Not everyone was a fan, however.

After he gave Geoffrey Wright’s Australian neo-Nazi drama Romper Stomper a famously negative review in 1992 — refusing to rate the film, even as Pomeranz gave it four-and-a-half stars — the director accosted him at the Venice Film Festival, throwing a glass of wine at him.

“A critic has to call it as they see it,” he told The Australian in 2023. “We may not be right, always, but that’s our opinion and we’re paid to express our opinion.

“Obviously it’s hurtful to a filmmaker who has poured their heart and soul into a film and then gets a negative response to it … but I thought that particular incident was a little stupid.”

An older man and woman stand side by side on a stage, the man speaking into a microphone.

Stratton speaks at the farewell party for At the Movies in 2014. (AAP Image: Nikki Short)

In 2004, Stratton and Pomeranz moved to the ABC, where they hosted At the Movies with Margaret and David until 2014.

In 2023 — having spent 30 years hosting TV programs, 35 years lecturing on world cinema at the University of Sydney, and 33 years writing reviews for The Weekend Australian — Stratton officially retired due to poor health.

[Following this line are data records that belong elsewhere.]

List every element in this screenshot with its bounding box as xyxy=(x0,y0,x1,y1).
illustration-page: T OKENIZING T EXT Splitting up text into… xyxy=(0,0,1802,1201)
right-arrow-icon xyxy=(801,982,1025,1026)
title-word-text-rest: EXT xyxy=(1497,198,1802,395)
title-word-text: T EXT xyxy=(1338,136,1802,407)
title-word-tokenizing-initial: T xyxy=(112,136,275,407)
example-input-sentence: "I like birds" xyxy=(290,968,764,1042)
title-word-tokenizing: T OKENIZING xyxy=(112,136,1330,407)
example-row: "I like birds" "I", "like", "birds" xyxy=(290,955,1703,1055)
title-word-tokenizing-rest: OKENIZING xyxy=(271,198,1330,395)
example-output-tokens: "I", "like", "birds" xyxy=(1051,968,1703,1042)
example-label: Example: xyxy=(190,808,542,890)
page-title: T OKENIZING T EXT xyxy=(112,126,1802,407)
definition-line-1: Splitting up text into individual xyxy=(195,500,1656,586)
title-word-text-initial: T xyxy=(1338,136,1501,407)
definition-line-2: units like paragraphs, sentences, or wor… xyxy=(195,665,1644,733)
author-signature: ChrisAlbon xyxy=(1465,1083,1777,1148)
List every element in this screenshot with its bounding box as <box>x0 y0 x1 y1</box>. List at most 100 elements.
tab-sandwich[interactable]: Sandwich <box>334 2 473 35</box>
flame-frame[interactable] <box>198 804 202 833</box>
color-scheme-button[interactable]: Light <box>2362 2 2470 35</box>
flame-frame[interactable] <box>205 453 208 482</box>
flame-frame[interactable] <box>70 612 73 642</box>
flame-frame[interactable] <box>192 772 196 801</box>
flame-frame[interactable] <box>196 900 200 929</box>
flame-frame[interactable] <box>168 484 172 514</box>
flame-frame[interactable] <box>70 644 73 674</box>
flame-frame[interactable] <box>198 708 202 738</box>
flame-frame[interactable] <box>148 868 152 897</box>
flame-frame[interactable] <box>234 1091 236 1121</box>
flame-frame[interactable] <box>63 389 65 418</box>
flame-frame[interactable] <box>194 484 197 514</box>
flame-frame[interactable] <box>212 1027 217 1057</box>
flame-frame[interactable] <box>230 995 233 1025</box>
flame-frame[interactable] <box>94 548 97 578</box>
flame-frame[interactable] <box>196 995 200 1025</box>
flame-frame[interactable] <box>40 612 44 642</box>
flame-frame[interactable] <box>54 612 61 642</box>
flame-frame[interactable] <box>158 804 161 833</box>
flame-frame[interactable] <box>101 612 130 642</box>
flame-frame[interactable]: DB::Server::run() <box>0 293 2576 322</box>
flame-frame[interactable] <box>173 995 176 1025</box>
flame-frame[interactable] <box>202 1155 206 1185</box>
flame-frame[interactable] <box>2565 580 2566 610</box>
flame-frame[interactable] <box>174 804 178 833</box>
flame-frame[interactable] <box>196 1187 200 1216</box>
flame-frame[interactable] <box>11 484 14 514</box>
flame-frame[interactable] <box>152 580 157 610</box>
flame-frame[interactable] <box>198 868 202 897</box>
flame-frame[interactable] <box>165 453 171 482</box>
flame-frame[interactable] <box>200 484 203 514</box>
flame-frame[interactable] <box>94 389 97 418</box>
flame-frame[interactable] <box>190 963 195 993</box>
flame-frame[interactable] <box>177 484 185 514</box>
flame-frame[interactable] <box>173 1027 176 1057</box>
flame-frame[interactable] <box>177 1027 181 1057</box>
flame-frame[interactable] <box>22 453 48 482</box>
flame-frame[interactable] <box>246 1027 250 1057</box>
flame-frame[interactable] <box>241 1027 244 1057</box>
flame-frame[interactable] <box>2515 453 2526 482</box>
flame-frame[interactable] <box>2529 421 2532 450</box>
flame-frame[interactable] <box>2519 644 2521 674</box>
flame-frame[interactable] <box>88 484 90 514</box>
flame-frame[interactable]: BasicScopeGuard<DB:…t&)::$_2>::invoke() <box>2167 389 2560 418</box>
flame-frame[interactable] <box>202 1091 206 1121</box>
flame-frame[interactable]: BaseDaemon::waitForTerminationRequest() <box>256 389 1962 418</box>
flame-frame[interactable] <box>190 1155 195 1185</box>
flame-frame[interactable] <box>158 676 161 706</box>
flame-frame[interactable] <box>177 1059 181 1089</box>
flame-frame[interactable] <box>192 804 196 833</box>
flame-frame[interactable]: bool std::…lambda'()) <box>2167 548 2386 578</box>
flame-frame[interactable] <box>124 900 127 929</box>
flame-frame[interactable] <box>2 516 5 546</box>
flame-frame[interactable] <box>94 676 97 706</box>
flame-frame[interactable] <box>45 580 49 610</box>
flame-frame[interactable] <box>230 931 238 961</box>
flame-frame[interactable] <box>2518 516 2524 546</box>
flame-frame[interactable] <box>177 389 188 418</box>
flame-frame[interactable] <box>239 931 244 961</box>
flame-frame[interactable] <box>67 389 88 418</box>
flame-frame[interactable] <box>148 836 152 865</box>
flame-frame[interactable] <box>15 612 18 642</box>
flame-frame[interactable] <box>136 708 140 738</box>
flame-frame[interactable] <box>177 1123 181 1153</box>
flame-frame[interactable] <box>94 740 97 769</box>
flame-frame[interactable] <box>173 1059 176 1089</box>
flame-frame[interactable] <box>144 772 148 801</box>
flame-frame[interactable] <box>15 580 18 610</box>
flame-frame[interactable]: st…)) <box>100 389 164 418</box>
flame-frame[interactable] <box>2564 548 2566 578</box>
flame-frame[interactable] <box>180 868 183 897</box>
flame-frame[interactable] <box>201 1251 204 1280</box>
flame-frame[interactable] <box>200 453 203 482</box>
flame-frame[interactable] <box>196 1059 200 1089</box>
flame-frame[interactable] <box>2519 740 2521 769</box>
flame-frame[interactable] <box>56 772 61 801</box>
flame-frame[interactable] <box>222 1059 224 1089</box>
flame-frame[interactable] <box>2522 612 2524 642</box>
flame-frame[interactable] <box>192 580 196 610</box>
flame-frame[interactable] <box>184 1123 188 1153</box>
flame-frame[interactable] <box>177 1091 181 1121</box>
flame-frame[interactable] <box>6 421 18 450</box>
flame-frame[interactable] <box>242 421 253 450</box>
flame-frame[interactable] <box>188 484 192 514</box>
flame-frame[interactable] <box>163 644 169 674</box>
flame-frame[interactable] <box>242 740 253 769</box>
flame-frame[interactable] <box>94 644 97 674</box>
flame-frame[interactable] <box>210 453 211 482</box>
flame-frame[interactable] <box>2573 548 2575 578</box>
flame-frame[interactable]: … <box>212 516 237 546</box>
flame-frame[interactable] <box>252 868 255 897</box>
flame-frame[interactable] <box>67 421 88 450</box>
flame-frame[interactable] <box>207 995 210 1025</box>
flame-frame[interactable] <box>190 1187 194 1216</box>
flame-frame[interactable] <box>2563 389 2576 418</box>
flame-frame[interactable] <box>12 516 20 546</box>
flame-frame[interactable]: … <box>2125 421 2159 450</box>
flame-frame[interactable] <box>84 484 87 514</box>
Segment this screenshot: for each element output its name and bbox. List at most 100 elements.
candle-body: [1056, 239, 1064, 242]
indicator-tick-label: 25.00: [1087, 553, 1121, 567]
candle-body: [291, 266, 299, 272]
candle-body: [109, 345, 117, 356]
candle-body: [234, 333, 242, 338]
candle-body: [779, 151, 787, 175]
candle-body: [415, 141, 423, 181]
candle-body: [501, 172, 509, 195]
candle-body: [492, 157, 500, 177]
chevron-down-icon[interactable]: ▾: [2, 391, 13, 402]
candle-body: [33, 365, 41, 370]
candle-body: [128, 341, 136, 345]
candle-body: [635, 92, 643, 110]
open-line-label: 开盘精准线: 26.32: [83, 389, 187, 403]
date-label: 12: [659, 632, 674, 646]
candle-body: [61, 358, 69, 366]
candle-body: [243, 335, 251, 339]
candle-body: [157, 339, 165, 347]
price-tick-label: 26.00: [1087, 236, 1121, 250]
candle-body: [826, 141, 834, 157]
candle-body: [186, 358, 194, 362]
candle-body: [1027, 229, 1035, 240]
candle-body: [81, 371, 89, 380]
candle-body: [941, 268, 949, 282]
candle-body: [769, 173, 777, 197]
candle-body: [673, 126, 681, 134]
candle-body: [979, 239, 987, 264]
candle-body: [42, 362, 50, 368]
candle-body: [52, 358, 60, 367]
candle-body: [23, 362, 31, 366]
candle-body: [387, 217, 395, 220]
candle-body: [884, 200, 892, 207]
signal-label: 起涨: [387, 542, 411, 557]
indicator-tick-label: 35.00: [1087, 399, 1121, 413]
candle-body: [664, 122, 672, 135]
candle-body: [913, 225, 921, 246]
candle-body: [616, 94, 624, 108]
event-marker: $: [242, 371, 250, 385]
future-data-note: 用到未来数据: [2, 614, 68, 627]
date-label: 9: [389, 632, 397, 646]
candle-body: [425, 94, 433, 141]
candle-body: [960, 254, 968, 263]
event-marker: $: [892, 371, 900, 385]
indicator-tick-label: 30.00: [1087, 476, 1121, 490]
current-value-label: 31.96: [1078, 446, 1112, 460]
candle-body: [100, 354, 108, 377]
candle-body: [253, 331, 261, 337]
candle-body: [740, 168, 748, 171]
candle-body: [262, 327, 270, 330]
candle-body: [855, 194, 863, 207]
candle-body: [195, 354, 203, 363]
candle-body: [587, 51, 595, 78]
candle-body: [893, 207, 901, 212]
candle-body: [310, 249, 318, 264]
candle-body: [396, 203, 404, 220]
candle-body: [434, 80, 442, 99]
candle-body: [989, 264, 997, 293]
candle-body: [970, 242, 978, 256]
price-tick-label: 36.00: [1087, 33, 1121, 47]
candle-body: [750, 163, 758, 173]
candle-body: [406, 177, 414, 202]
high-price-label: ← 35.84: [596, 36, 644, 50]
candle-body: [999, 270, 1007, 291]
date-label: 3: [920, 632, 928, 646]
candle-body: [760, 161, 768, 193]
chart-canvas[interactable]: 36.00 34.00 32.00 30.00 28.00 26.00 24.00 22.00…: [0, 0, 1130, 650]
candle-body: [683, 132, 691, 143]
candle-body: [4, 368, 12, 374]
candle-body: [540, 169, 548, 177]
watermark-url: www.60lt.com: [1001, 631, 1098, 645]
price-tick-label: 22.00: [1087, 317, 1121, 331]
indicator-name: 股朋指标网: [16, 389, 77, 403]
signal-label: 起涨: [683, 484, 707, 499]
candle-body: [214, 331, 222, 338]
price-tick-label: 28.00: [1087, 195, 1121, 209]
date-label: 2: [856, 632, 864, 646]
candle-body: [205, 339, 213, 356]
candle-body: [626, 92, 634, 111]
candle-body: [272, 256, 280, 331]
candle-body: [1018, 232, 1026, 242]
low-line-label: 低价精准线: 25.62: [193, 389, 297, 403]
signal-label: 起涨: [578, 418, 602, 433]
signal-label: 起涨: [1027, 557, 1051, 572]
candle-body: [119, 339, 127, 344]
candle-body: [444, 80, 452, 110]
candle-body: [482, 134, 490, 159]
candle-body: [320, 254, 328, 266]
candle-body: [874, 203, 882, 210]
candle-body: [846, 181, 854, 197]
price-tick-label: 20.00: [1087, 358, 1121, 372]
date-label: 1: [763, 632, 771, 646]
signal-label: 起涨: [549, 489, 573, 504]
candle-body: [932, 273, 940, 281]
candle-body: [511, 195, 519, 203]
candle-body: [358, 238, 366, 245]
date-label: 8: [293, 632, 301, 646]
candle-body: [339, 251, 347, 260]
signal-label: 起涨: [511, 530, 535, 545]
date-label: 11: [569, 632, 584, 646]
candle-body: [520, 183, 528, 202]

“You obviously can’t keep going for ever. I feel relaxed about it,” he told The Guardian.”I’ve done the best I could over a number of years and I feel a sense of satisfaction from that.”

In June this year, he and Pomeranz were honoured with a star on the Australian Film Walk of Fame outside the historic Ritz Cinema in Randwick — the first non-actors to receive the honour.

“It is gratifying to be connected to the Ritz Cinema, which is one of the finest movie places in Australia,” Stratton said at the time.